Aprovecha el final del capítulo el profesor Infante para arremeter contra un problema que considera especialmente grave: las pantallas y su omnipresencia en todos los rincones de la vida personal y social, que ponen de relevancia la necesidad de una «educación en la atención». Con jóvenes incapaces para sostener un mínimo la atención, nos encontraremos con generaciones enteras incapaces de introspección, mirada atenta y de pensamiento crítico.
El último filósofo al que se convoca es a Aristóteles, de quien recoge la idea de que educación, virtud y florecimiento están íntimamente unidos. El florecimiento en la doctrina aristotélica recibe el nombre de eudaimonía, y es una síntesis de felicidad, buen vivir y bien estar. Se puede dar únicamente en comunidad, ya que somos seres sociales por naturaleza. Por su parte, la virtud en Aristóteles se solidifica como el hábito operacional bueno que perfecciona nuestra naturaleza. Nos ofrece también las que para él son las virtudes esenciales: valentía, templanza, magnanimidad, justicia y prudencia.
Mismas luchas y mismas amenazas
El epílogo cierra el círculo, como veíamos al principio, y el profesor onubense recupera la idea de que las artes liberales son necesarias y superiores a otras artes que podríamos llamar serviles. Las artes liberales persiguen la virtud y la belleza, son un fin en sí mismo, forjan el carácter y el estímulo intelectual, perfeccionan al sujeto y conducen a una vida trascendente. Por su parte, las artes serviles se dirigen a la producción de bienes de consumo, son medio para otro fin, perfeccionan objetos y conducen a una vida de mera supervivencia.

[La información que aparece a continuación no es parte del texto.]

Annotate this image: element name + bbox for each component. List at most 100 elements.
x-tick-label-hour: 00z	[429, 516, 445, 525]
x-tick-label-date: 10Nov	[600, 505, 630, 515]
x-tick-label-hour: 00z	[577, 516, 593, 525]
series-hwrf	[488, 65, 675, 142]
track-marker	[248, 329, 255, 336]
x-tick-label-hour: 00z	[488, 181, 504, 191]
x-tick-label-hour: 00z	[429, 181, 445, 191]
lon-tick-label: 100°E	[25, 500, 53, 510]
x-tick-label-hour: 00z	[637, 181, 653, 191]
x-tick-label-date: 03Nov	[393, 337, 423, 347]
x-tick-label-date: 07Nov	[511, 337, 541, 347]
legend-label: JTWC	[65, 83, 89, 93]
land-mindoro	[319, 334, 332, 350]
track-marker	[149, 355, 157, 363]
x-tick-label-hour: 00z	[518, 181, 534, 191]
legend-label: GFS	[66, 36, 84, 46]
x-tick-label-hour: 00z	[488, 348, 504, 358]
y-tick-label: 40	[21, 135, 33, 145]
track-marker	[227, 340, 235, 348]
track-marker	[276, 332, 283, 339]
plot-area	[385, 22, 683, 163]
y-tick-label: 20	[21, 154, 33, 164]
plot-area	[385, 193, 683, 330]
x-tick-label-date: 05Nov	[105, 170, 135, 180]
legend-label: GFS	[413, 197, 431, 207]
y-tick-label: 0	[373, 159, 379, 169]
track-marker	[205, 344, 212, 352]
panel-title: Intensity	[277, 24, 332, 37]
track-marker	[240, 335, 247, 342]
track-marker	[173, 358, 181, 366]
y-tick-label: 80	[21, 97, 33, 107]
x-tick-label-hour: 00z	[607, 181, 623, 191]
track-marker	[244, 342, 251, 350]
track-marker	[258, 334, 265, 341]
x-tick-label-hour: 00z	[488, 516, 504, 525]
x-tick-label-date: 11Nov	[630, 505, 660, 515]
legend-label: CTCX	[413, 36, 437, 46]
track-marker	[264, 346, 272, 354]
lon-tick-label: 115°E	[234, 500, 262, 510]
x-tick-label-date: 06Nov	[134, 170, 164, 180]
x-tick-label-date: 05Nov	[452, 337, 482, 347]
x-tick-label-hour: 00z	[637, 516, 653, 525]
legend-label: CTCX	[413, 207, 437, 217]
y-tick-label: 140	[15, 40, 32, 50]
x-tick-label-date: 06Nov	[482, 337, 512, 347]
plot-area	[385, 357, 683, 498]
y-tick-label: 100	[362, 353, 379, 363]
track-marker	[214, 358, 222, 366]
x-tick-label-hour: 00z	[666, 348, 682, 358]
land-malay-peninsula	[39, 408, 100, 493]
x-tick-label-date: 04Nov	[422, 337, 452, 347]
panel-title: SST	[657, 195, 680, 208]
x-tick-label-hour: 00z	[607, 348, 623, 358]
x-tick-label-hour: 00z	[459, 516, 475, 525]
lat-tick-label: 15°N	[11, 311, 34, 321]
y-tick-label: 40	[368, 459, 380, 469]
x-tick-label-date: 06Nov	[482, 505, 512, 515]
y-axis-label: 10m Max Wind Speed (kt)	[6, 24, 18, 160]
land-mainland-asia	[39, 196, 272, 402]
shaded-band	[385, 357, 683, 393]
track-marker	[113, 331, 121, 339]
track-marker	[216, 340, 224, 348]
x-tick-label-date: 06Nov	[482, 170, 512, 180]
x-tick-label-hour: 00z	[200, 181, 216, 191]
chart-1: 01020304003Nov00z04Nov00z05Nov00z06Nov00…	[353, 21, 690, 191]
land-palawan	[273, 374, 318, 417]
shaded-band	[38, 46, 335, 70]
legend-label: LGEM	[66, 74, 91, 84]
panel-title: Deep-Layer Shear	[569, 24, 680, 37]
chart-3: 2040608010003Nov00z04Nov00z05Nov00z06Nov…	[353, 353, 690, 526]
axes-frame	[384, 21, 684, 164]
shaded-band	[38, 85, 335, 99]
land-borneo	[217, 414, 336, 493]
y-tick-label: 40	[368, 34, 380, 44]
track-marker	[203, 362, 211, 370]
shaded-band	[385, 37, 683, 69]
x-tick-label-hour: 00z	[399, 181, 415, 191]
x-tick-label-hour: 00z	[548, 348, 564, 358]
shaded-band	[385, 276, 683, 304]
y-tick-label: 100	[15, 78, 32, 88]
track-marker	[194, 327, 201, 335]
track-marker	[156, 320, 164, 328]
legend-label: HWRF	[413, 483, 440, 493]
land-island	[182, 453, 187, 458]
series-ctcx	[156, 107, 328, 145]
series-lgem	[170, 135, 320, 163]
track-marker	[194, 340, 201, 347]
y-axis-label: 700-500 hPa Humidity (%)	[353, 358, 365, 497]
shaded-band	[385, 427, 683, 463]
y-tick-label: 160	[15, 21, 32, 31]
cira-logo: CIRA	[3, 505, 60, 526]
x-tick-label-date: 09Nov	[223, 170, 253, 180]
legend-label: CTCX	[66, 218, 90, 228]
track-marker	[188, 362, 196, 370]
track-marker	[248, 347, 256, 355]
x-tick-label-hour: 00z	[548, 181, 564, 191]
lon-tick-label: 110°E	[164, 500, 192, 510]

Es muy sugerente la historia del final, ubicada en el Nueva York de los inicios del siglo XX. En esa ciudad que pugnaba por ser la cabeza del planeta, Rockefeller intentó, con la complacencia de los políticos, hacer una «escuela moderna» al servicio del mercado. Una educación floja y poco exigente, en la que se enseñaría a trabajar con las manos, pero no educaría en virtud. Algunos alumnos de los barrios más pobres se rebelaron porque se dieron cuenta de que ese camino mermaría sus posibilidades y les condenaría a una vida cautiva. Sin una verdadera educación liberal, que abriese sus mentes y pusiese sus corazones a disposición de la comunidad, no podrían sino ser obreros a los que la educación superior les estaría vetada. ¿No encontramos ciertos parecidos con la educación actual? La misma lucha, el mismo peligro, la misma amenaza. No faltan voces advierten de a dónde realmente puede abocarnos toda esta educación light y distraída. Tal vez sea el momento de plantearse si muchos de los problemas sociales no tienen también un cierto origen en una educación que se resiste a romper los moldes del individualismo y el utilitarismo. El momento de revisitar a nuestros clásicos para entender que el honor, el trabajo por la comunidad, la templanza o el rigor intelectual son maneras de mantener viva y activa la sociedad mientras aquellos que la pueblan tienen la posibilidad de florecer y realizarse en ella.